I’ve been wanting to explore cheese-making since we moved to the country but I haven’t gotten around to it until now. The first summer we lived here I met a woman who owned a few dairy cows who was willing to let me have some raw cow’s milk if I came and milked the cow myself, but the one and only time I tried to milk it the cow didn’t like my long fingernails and kept swishing her tail at me and half kicking me. Not that I can blame her.
Ramon’s niece Anna was visiting from the Netherlands that summer and she was much better at the cow milking than me since she was going to veterinary school and had done an internship on a sheep farm, but she wasn’t going to stay long enough for us to put her to work as chief milker. Soon after that the owner of the cow moved away, along with her cows, and there went my source for raw cow’s milk.
For my inaugural attempt I decided to make chevre, rumored to be one of the easiest cheeses to make. I dutifully obtained the direct-set cheese culture from Amazon and began to heat up the milk to exactly 86 degrees as the recipe instructed, when I realized that my thermometer was broken so I couldn’t get a read on the temperature. I dug deep in my back shelves to find my candy thermometer but it doesn’t start measuring until 100 degrees so it wouldn’t work either.
Back to Amazon to order a dairy thermometer. I poured the partially heated milk back into the jars, placed them back in the refrigerator, and then waited for the thermometer to arrive. I wasn’t sure if I had ruined everything with my false start, or how long the milk would last in the refrigerator before it soured, but I had to accept my situation since I wasn’t going to jump in the car and drive an hour to Sacramento in search of a dairy thermometer.
A few days later the thermometer arrived (could we live in the country without Amazon Prime?

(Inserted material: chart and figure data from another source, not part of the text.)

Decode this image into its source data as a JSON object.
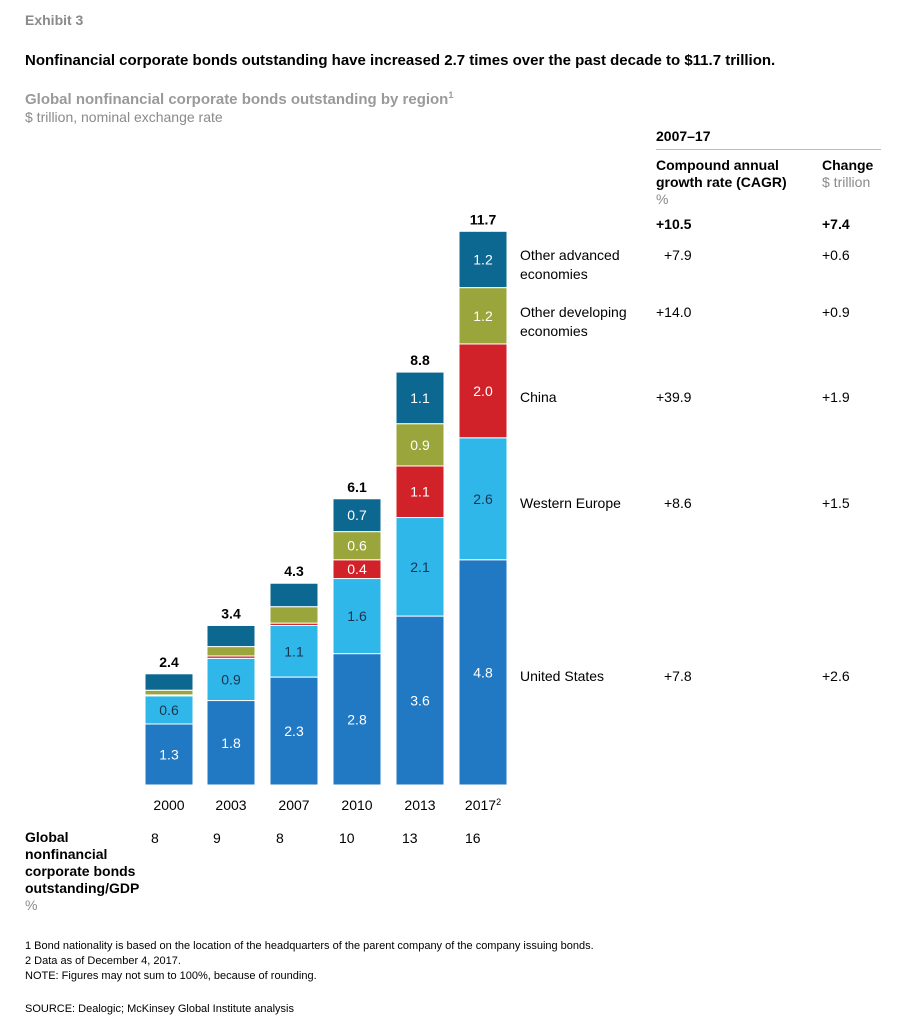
{
  "exhibit": "Exhibit 3",
  "headline": "Nonfinancial corporate bonds outstanding have increased 2.7 times over the past decade to $11.7 trillion.",
  "chart_title": "Global nonfinancial corporate bonds outstanding by region",
  "chart_title_footnote": "1",
  "chart_subtitle": "$ trillion, nominal exchange rate",
  "colors": {
    "United States": "#2178c3",
    "Western Europe": "#2fb7ea",
    "China": "#d22229",
    "Other developing economies": "#9aa63b",
    "Other advanced economies": "#0c6791"
  },
  "chart_data": {
    "type": "bar",
    "stacked": true,
    "categories": [
      "2000",
      "2003",
      "2007",
      "2010",
      "2013",
      "2017"
    ],
    "category_footnotes": {
      "2017": "2"
    },
    "ylim": [
      0,
      12
    ],
    "grid": false,
    "series": [
      {
        "name": "United States",
        "values": [
          1.3,
          1.8,
          2.3,
          2.8,
          3.6,
          4.8
        ],
        "labels": [
          "1.3",
          "1.8",
          "2.3",
          "2.8",
          "3.6",
          "4.8"
        ]
      },
      {
        "name": "Western Europe",
        "values": [
          0.6,
          0.9,
          1.1,
          1.6,
          2.1,
          2.6
        ],
        "labels": [
          "0.6",
          "0.9",
          "1.1",
          "1.6",
          "2.1",
          "2.6"
        ]
      },
      {
        "name": "China",
        "values": [
          0.02,
          0.05,
          0.05,
          0.4,
          1.1,
          2.0
        ],
        "labels": [
          "",
          "",
          "",
          "0.4",
          "1.1",
          "2.0"
        ]
      },
      {
        "name": "Other developing economies",
        "values": [
          0.1,
          0.2,
          0.35,
          0.6,
          0.9,
          1.2
        ],
        "labels": [
          "",
          "",
          "",
          "0.6",
          "0.9",
          "1.2"
        ]
      },
      {
        "name": "Other advanced economies",
        "values": [
          0.35,
          0.45,
          0.5,
          0.7,
          1.1,
          1.2
        ],
        "labels": [
          "",
          "",
          "",
          "0.7",
          "1.1",
          "1.2"
        ]
      }
    ],
    "totals": [
      "2.4",
      "3.4",
      "4.3",
      "6.1",
      "8.8",
      "11.7"
    ]
  },
  "gdp": {
    "label": "Global nonfinancial corporate bonds outstanding/GDP",
    "unit": "%",
    "values": [
      "8",
      "9",
      "8",
      "10",
      "13",
      "16"
    ]
  },
  "table": {
    "period": "2007–17",
    "cagr_header": "Compound annual growth rate (CAGR)",
    "cagr_unit": "%",
    "change_header": "Change",
    "change_unit": "$ trillion",
    "total_cagr": "+10.5",
    "total_change": "+7.4",
    "rows": [
      {
        "label": "Other advanced economies",
        "cagr": "+7.9",
        "change": "+0.6"
      },
      {
        "label": "Other developing economies",
        "cagr": "+14.0",
        "change": "+0.9"
      },
      {
        "label": "China",
        "cagr": "+39.9",
        "change": "+1.9"
      },
      {
        "label": "Western Europe",
        "cagr": "+8.6",
        "change": "+1.5"
      },
      {
        "label": "United States",
        "cagr": "+7.8",
        "change": "+2.6"
      }
    ]
  },
  "footnotes": [
    "1  Bond nationality is based on the location of the headquarters of the parent company of the company issuing bonds.",
    "2  Data as of December 4, 2017.",
    "NOTE: Figures may not sum to 100%, because of rounding."
  ],
  "source": "SOURCE:  Dealogic; McKinsey Global Institute analysis"
}
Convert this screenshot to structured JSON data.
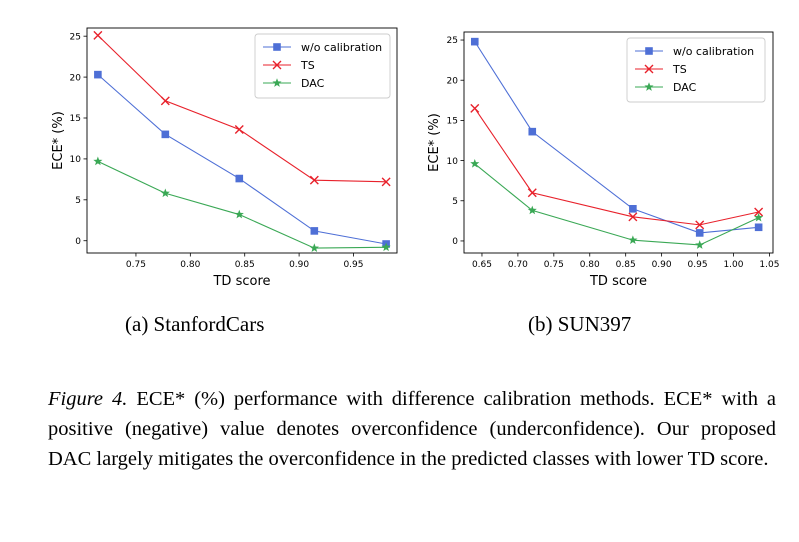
{
  "chart_data": [
    {
      "type": "line",
      "xlabel": "TD score",
      "ylabel": "ECE* (%)",
      "xlim": [
        0.705,
        0.99
      ],
      "ylim": [
        -1.5,
        26
      ],
      "xticks": [
        0.75,
        0.8,
        0.85,
        0.9,
        0.95
      ],
      "xtick_labels": [
        "0.75",
        "0.80",
        "0.85",
        "0.90",
        "0.95"
      ],
      "yticks": [
        0,
        5,
        10,
        15,
        20,
        25
      ],
      "ytick_labels": [
        "0",
        "5",
        "10",
        "15",
        "20",
        "25"
      ],
      "grid": false,
      "legend": "top-right",
      "series": [
        {
          "name": "w/o calibration",
          "color": "#4e6fd6",
          "marker": "square",
          "x": [
            0.715,
            0.777,
            0.845,
            0.914,
            0.98
          ],
          "y": [
            20.3,
            13.0,
            7.6,
            1.2,
            -0.4
          ]
        },
        {
          "name": "TS",
          "color": "#e8212b",
          "marker": "x",
          "x": [
            0.715,
            0.777,
            0.845,
            0.914,
            0.98
          ],
          "y": [
            25.1,
            17.1,
            13.6,
            7.4,
            7.2
          ]
        },
        {
          "name": "DAC",
          "color": "#3aa855",
          "marker": "star",
          "x": [
            0.715,
            0.777,
            0.845,
            0.914,
            0.98
          ],
          "y": [
            9.7,
            5.8,
            3.2,
            -0.9,
            -0.8
          ]
        }
      ]
    },
    {
      "type": "line",
      "xlabel": "TD score",
      "ylabel": "ECE* (%)",
      "xlim": [
        0.625,
        1.055
      ],
      "ylim": [
        -1.5,
        26
      ],
      "xticks": [
        0.65,
        0.7,
        0.75,
        0.8,
        0.85,
        0.9,
        0.95,
        1.0,
        1.05
      ],
      "xtick_labels": [
        "0.65",
        "0.70",
        "0.75",
        "0.80",
        "0.85",
        "0.90",
        "0.95",
        "1.00",
        "1.05"
      ],
      "yticks": [
        0,
        5,
        10,
        15,
        20,
        25
      ],
      "ytick_labels": [
        "0",
        "5",
        "10",
        "15",
        "20",
        "25"
      ],
      "grid": false,
      "legend": "top-right",
      "series": [
        {
          "name": "w/o calibration",
          "color": "#4e6fd6",
          "marker": "square",
          "x": [
            0.64,
            0.72,
            0.86,
            0.953,
            1.035
          ],
          "y": [
            24.8,
            13.6,
            4.0,
            1.0,
            1.7
          ]
        },
        {
          "name": "TS",
          "color": "#e8212b",
          "marker": "x",
          "x": [
            0.64,
            0.72,
            0.86,
            0.953,
            1.035
          ],
          "y": [
            16.5,
            6.0,
            3.0,
            2.0,
            3.6
          ]
        },
        {
          "name": "DAC",
          "color": "#3aa855",
          "marker": "star",
          "x": [
            0.64,
            0.72,
            0.86,
            0.953,
            1.035
          ],
          "y": [
            9.6,
            3.8,
            0.1,
            -0.5,
            2.9
          ]
        }
      ]
    }
  ],
  "subcaptions": [
    "(a) StanfordCars",
    "(b) SUN397"
  ],
  "caption": {
    "label": "Figure 4.",
    "text": "ECE* (%) performance with difference calibration methods. ECE* with a positive (negative) value denotes overconfidence (underconfidence). Our proposed DAC largely mitigates the overconfidence in the predicted classes with lower TD score."
  }
}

I’m not so sure) and I made my second attempt. I sniffed the goat’s milk (no sour smell detected) and we were off. Really, it was super easy. I heated the milk to 86 degrees, added the starter, gave it a quick stir, and let it sit overnight for 12 hours. The next morning I drained the whey, ladled the firm cheese curds into cheese muslin, and hung it up for four hours over the sink to drain the rest of the way.
Voila! Fresh chevre made from locally produced raw goat’s milk. As soon as Otto is finished with his pet food chevre, I’m going to try to make feta.